If you do not want the bridge to capture the user microphone, do not call openUserInput().
Full example
The example below starts two bots, publishes both bots' output back into the bridge, and also injects real user microphone audio:
import { createSession, createAudioBridge } from "xtalk-client";
const bridge = createAudioBridge();
const botA = createSession("/ws", {
inputConfig: {
sampleRate: 16000,
mode: "web_bridge",
participantId: "bot-a",
bridge,
autoEmitVad: true,
vadRedemptionMs: 500,
},
});
const botB = createSession("/ws", {
inputConfig: {
sampleRate: 16000,
mode: "web_bridge",
participantId: "bot-b",
bridge,
autoEmitVad: false,
},
});
botA.onOutputAudioChunk((pcm, sampleRate) => {
bridge.publishAudio(pcm, {
sourceId: "bot-a",
sampleRate,
});
});
botB.onOutputAudioChunk((pcm, sampleRate) => {
bridge.publishAudio(pcm, {
sourceId: "bot-b",
sampleRate,
});
});
await botA.open();
await botB.open();
await bridge.openUserInput({
sourceId: "user",
sampleRate: 16000,
enableVAD: true,
enableEnhancer: true,
vadRedemptionMs: 500,
});
Stop the bridge
When shutting down, close user input first if it is active, then close bot sessions, then close the bridge itself:
await bridge.closeUserInput();
await botA.close();
await botB.close();
await bridge.close();
Current limitations
- The bridge currently exists only for the Web platform.
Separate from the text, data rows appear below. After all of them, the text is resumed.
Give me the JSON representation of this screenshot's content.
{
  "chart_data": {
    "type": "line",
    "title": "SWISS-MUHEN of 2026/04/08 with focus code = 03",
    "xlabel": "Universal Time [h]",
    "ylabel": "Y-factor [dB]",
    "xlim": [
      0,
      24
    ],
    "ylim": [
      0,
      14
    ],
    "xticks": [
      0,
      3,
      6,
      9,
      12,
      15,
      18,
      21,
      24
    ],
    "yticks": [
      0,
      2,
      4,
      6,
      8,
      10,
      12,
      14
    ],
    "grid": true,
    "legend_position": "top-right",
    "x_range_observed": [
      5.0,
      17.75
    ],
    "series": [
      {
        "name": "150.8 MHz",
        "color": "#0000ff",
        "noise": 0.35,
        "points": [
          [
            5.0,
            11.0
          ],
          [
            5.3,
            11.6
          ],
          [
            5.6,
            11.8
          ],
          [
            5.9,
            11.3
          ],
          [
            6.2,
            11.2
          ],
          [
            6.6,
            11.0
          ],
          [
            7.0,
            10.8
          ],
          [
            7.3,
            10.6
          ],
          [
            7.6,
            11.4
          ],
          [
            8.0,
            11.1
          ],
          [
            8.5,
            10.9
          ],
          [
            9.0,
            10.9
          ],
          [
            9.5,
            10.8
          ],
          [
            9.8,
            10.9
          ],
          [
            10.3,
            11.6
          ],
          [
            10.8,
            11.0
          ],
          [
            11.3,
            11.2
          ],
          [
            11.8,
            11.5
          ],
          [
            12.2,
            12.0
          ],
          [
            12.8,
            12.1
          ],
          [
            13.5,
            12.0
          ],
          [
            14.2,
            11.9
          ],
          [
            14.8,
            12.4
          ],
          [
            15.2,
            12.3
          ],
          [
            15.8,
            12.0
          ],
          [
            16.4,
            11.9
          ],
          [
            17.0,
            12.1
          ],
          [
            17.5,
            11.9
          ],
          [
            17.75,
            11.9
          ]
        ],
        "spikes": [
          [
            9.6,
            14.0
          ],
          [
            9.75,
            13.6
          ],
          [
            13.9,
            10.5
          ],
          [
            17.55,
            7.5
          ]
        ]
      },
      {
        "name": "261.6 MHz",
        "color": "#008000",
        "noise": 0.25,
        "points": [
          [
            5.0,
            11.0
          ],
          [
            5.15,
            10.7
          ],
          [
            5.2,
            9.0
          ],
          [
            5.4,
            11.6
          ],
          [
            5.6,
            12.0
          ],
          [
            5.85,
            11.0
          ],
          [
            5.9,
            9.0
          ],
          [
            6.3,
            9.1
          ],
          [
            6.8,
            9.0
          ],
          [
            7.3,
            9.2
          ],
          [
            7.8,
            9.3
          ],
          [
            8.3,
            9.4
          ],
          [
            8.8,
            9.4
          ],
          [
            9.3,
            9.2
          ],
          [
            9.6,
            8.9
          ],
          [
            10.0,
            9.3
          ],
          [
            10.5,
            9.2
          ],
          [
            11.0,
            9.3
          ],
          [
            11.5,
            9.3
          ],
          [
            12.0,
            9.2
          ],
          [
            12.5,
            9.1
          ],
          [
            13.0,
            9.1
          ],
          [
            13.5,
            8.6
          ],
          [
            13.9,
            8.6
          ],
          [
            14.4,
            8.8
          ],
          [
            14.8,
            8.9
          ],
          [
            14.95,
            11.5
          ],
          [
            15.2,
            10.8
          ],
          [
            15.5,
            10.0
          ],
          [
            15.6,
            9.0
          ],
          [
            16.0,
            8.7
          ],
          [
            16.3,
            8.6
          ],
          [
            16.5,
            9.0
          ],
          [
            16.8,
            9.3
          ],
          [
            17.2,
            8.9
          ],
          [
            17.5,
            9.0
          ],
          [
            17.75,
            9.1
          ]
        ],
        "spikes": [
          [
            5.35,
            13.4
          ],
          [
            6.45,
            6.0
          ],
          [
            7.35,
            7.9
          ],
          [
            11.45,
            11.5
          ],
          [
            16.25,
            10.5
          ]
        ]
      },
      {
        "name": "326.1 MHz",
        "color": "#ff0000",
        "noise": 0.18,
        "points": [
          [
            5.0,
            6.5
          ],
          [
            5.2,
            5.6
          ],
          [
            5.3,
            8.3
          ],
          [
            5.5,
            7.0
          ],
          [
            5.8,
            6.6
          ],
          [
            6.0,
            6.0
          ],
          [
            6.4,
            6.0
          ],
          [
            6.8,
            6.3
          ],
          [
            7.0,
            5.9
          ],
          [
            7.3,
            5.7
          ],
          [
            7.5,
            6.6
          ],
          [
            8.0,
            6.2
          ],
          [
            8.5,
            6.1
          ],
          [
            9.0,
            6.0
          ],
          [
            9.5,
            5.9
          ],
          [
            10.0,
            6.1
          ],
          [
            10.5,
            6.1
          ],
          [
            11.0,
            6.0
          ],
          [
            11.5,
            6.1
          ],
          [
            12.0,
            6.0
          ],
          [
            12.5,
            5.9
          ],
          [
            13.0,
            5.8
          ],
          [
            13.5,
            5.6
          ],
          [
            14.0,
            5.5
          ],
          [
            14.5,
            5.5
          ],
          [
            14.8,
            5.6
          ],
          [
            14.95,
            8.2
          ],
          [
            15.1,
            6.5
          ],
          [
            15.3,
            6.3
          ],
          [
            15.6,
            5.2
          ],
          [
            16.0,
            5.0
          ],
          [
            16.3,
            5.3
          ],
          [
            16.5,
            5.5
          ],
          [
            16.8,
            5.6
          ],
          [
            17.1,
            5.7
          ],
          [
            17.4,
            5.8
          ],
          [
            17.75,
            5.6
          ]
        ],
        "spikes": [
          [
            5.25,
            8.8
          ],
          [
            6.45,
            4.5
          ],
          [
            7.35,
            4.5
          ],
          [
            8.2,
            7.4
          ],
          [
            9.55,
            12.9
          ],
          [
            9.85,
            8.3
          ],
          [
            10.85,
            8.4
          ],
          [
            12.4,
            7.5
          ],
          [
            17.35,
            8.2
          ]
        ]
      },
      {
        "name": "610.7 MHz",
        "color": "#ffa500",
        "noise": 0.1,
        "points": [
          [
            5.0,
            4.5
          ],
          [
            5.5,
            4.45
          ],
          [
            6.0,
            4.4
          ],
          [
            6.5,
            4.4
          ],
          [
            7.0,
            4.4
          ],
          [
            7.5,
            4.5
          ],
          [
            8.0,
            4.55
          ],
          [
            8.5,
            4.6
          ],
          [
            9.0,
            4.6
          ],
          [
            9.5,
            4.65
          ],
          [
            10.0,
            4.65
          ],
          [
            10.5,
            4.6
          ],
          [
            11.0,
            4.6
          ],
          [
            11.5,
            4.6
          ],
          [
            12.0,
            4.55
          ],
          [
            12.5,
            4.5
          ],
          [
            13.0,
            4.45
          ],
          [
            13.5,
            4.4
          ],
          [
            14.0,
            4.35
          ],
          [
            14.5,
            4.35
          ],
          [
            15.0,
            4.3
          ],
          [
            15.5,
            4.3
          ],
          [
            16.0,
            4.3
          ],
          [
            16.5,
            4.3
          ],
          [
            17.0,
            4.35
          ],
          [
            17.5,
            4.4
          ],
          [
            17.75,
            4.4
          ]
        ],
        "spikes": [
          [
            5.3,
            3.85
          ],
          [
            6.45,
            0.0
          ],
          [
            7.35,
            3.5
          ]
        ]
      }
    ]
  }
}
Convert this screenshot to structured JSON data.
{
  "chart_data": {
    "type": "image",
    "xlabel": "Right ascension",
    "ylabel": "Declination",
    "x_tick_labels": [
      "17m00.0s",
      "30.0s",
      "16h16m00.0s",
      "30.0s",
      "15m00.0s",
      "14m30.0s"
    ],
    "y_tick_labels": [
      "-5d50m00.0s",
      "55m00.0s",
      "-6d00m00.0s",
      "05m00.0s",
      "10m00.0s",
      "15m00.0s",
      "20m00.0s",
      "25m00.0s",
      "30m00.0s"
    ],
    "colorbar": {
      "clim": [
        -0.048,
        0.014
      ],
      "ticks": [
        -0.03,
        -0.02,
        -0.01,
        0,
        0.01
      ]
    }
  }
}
- The shared bus is implemented on the frontend and does not change server-side agent configuration.
participantIdis not a server-side speaker id. It is only a frontend bridge identifier.- A bot does not hear the audio it just published back into the bridge itself.
- When several bots publish output back into the same stream, they may continue responding to each other indefinitely until you stop them.